開幕当初から野村、床田、中村祐の3人が欠けた状態になっているが、新戦力の発見につながる入れ替えだったとも言えるね。
現段階でのチーム勝ち頭は7勝(5敗)の九里。防御率は3・33と特筆すべき数字ではないけど、勝ち星がついてきているということには大きな意味がある。
少々点を取られても辛抱して、味方の得点以上に失点しない。それは点を取られても勝てる投手になってきたということ。
かつてのようなリキみが消え、逆に細かい制球力を身につけたことで、低めのゾーンへ投げきることができ、投球が安定してきた。スタミナもついてきているね。
今、安定感が一番あるのは九里だと思う。彼には“勝てそうだな”という期待感がもてるしね。
大瀬良が“病み上がりの年”ということもあって本調子ではない中、そこをカバーし、自分がエース的存在でいようと頑張っているところを評価したいね。
巨人戦で完投勝利を挙げた試合では、初めてスタメンでマスクをかぶった中村奨を最後まで“リード”し、先輩の貫禄を示していた。
ベテランの域になってくると、若い捕手を育てるという役割も担うことになる。そういう面でも投手陣の中心にいる選手になってくれたのではないかと思っている。
過去9勝が最多で、ここ3年は常に8勝止まり。なかなか2桁に届かないが、今年は念願の“大台”に乗ると思う。打線の援護によっては最多勝争いにも食い込んでいけるのではないか。
将来の大黒柱として期待の大きい森下は2年目のジンクスもなく順調に成長している。ただ、今年は昨年に比べて被本塁打が増えている。気になるほどでもないが、相手も研究しているということかもしれないね。
玉村は甘いコースに入っても、打者が空振りするなど、タイミングが取りづらい投手。
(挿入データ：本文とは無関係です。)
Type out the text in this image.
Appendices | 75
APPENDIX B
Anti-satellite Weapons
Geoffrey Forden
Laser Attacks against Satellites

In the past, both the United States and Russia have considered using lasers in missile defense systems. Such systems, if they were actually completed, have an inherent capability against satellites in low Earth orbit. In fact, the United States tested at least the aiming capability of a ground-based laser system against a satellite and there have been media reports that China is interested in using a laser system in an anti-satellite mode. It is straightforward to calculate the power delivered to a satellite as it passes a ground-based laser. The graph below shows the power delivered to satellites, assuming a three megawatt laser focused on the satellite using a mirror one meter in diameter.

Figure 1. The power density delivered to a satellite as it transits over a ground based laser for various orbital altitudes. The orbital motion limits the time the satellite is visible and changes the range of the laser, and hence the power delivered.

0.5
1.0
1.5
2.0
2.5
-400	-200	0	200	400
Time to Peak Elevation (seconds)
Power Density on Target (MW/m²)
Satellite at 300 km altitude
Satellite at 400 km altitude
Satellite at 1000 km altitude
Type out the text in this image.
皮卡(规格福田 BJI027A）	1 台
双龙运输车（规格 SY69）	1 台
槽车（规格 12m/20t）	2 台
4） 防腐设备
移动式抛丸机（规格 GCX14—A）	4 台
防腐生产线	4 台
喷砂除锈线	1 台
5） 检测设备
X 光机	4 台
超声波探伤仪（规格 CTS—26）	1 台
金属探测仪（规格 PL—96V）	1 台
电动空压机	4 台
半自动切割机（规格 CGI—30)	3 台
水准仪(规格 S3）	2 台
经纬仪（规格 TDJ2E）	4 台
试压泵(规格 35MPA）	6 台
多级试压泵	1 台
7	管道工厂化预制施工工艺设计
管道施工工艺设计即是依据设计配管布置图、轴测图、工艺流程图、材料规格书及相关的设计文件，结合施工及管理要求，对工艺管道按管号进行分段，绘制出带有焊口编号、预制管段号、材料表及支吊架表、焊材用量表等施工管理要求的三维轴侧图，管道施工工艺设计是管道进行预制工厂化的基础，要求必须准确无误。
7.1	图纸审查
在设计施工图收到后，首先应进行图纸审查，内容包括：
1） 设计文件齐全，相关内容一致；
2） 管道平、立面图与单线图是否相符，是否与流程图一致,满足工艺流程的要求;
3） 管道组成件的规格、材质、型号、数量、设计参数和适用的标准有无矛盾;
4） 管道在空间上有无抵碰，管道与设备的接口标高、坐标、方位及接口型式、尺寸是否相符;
テークバックでギアを入れ直すような独特の投球フォームだが、この持って生まれた特長を生かして、さらに伸びていってほしいね。
リリーフから先発に回って2勝を挙げた大道はよく腕が振れている。スピードもあるしフォークやカーブもある。今後が楽しみな投手だよ。
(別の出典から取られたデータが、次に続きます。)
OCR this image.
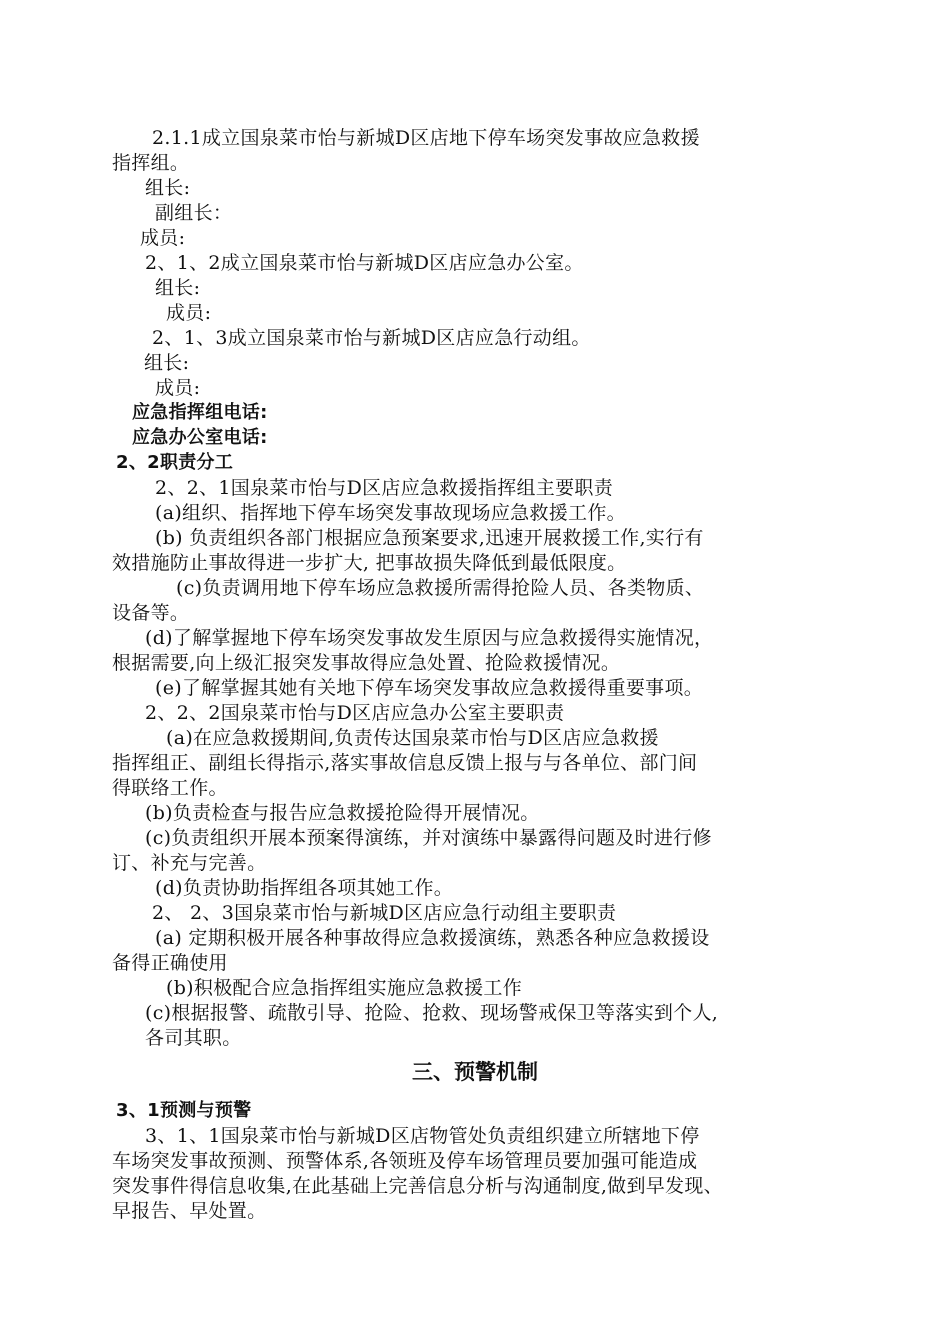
2.1.1成立国泉菜市怡与新城D区店地下停车场突发事故应急救援
指挥组。
组长:
副组长：
成员:
2、1、2成立国泉菜市怡与新城D区店应急办公室。
组长:
成员:
2、1、3成立国泉菜市怡与新城D区店应急行动组。
组长:
成员:
应急指挥组电话:
应急办公室电话:
2、2职责分工
2、2、1国泉菜市怡与D区店应急救援指挥组主要职责
(a)组织、指挥地下停车场突发事故现场应急救援工作。
(b) 负责组织各部门根据应急预案要求,迅速开展救援工作,实行有
效措施防止事故得进一步扩大, 把事故损失降低到最低限度。
(c)负责调用地下停车场应急救援所需得抢险人员、各类物质、
设备等。
(d)了解掌握地下停车场突发事故发生原因与应急救援得实施情况，
根据需要,向上级汇报突发事故得应急处置、抢险救援情况。
(e)了解掌握其她有关地下停车场突发事故应急救援得重要事项。
2、2、2国泉菜市怡与D区店应急办公室主要职责
(a)在应急救援期间,负责传达国泉菜市怡与D区店应急救援
指挥组正、副组长得指示,落实事故信息反馈上报与与各单位、部门间
得联络工作。
(b)负责检查与报告应急救援抢险得开展情况。
(c)负责组织开展本预案得演练，并对演练中暴露得问题及时进行修
订、补充与完善。
(d)负责协助指挥组各项其她工作。
2、 2、3国泉菜市怡与新城D区店应急行动组主要职责
(a) 定期积极开展各种事故得应急救援演练，熟悉各种应急救援设
备得正确使用
(b)积极配合应急指挥组实施应急救援工作
(c)根据报警、疏散引导、抢险、抢救、现场警戒保卫等落实到个人,
各司其职。
三、预警机制
3、1预测与预警
3、1、1国泉菜市怡与新城D区店物管处负责组织建立所辖地下停
车场突发事故预测、预警体系,各领班及停车场管理员要加强可能造成
突发事件得信息收集,在此基础上完善信息分析与沟通制度,做到早发现、
早报告、早处置。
最後に高橋昂。いい時は手も足も出ない投球をする反面、悪い時は早い回で降板する傾向にあるよね。
スピードが少し落ちたかな。制球に神経を遣っているのかもしれない。まずはその制球を磨くこと。そして自分の投球スタイルを確立すること。
私の場合は2年目のシーズンで打たれまくって悩んだ時期があった。そこからスライダーを覚えて視界が開けた。
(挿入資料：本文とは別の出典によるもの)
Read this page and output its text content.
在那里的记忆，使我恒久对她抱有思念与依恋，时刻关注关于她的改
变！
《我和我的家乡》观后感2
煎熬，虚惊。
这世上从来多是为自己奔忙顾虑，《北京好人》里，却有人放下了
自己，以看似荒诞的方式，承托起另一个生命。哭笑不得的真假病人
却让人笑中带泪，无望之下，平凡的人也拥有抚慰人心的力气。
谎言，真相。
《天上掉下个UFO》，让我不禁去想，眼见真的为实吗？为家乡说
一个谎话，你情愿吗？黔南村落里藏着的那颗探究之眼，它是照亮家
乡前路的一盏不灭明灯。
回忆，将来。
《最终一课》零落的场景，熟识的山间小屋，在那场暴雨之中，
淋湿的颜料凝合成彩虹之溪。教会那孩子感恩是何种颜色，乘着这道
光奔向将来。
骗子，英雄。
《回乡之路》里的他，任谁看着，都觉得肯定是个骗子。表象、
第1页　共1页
高橋昂も何か自信になる“自分の型”を見つけるといい。成長途上にある選手だけに楽しみの方が大きいよ。五輪ブレイクの間にもう一段、実力を高めてほしいね。
九里の成長は大瀬良にとっても良い刺激になっているのではないか。後半戦、チーム内に切磋琢磨できる相手がいることで、互いに勝ち星を伸ばしていくことを期待しています。